The tablespaces web page overview gave me a java error. No content available to look at. The datafile overview web page for this tablespace looked OK. Nothing to be seen here. I commented the alert message with data and initials, so that I marked it as “seen”. After some chilly moment, apparently that is what I am thinking; the Oracle agent at the customer site refreshed the status with the latest data and cleared the critical warning. The critical warning disappeared and the tablespace overview web page worked again as before.
What worries me now the most is…it should have triggered an SMS message.
Every critical alert has been configured to send an email that triggers an SMS message to my mobile. It didn’t happen. It just didn’t happen. Also what is (and this happens more) annoying, is that I can’t find the “critical message” anymore. Something I should be able to trust, is the alerting mechanism and despite everything is set to trace everything, alert everything (especially “critical warnings”) nothing happened. I still have to investigate why this happened and otherwise report it to Oracle support, but for now it leaves me with a unsteady feeling.
I didn’t mind that it didn’t comply with my whish list regarding performance tuning and general set-up rules etc, but at least it should monitor things and above all alert critical issues. All in all it now gives me a shaky feeling, and if I can’t find the problem that caused this behavior, it is maybe time to re-think my remote administration architecture.
Still use SQL scripts — write a script which lists all datafiles, verify the output, add an “ALTER TABLESPACE ADD DATAFILE ..” to the script and run it again. Every database has a scripts directory local to the server. No GUI, no Click-and-Shoot-Yourself-In-The-Foot.
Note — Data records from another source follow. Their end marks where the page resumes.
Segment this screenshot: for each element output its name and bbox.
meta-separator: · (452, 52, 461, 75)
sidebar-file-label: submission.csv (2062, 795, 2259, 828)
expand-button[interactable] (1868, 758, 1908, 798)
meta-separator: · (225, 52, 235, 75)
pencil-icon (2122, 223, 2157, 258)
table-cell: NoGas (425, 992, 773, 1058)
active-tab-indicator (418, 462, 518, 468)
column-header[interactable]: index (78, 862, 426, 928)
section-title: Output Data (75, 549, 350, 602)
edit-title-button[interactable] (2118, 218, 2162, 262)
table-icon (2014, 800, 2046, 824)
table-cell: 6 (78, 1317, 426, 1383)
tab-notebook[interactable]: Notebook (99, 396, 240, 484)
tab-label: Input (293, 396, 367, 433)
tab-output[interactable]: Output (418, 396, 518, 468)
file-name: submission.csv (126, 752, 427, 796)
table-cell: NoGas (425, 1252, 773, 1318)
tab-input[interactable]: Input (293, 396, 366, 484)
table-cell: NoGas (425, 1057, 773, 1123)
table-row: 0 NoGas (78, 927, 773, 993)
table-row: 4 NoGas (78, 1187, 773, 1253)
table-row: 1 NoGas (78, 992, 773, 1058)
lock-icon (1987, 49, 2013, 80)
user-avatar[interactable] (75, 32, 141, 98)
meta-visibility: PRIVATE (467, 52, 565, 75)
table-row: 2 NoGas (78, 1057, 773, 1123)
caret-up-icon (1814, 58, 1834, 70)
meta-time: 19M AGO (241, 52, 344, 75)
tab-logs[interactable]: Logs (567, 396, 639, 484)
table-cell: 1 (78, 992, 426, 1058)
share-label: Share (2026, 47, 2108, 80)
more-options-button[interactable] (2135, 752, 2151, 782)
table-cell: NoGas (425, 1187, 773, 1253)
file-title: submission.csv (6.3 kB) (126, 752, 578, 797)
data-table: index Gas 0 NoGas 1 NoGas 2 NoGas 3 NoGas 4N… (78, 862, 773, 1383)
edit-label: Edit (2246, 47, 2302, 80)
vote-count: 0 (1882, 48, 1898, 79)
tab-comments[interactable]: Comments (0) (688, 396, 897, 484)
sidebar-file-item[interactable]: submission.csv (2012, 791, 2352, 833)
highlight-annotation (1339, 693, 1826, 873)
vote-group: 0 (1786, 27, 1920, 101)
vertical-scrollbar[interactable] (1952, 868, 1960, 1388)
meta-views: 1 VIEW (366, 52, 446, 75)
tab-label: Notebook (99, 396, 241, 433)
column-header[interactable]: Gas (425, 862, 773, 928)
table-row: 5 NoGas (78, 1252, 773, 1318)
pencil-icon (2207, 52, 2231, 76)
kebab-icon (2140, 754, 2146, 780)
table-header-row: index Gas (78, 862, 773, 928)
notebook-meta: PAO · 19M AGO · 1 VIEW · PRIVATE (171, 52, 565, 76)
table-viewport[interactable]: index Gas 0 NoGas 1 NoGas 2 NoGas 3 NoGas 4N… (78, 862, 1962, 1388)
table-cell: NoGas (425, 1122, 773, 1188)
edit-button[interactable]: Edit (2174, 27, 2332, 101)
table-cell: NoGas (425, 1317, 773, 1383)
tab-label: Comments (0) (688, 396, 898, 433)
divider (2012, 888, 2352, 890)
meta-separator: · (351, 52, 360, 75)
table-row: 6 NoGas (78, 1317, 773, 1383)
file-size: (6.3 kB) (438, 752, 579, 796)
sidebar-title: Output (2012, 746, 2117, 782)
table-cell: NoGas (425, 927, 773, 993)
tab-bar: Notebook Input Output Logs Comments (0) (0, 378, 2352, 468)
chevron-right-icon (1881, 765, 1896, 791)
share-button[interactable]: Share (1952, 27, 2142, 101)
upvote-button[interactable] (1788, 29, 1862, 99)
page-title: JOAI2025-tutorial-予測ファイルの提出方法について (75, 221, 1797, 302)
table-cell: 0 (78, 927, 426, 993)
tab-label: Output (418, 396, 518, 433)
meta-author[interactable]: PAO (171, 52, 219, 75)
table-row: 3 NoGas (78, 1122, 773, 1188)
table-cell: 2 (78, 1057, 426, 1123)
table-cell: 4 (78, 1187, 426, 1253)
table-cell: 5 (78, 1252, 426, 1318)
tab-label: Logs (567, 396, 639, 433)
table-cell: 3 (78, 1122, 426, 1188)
However, the more dangerous aspect is that the second alert was
a) false
b) did not send an SMS
It shouldn’t have triggered. And if it did have to trigger it should have sent an SMS. (Of course, if it is a false alert, you don’t want the SMS to go to your Manager — or as I have setup alert scripts — to the Apps team as well).
I totally agree Hermant, but I am trying to setup a remote administration structure based on OEM with all the mandatory features, like simple, secure, generic, good SLA reporting, etc.
Despite that Oracle wants us to use OEM (and will drive us down that future lane), forced by my own secure environment, only OEM is allowed via secure ports and VPN tunnels to the customer database site.
Currently it is only used by me for monitoring, alerting and reporting. I draw my performance conclusions based on tooling like statspack and common sense.
A few years ago I fell out with an earlier version of EM when we had a network issue that prevented it starting a cold backup.
When the network engineers fixed the network problem in the morning (one between the two servers that the customers hadn’t seen btw), the database promptly shut down for a cold backup.
Since then I prefer to do backups as cron jobs, however un-trendy that makes me!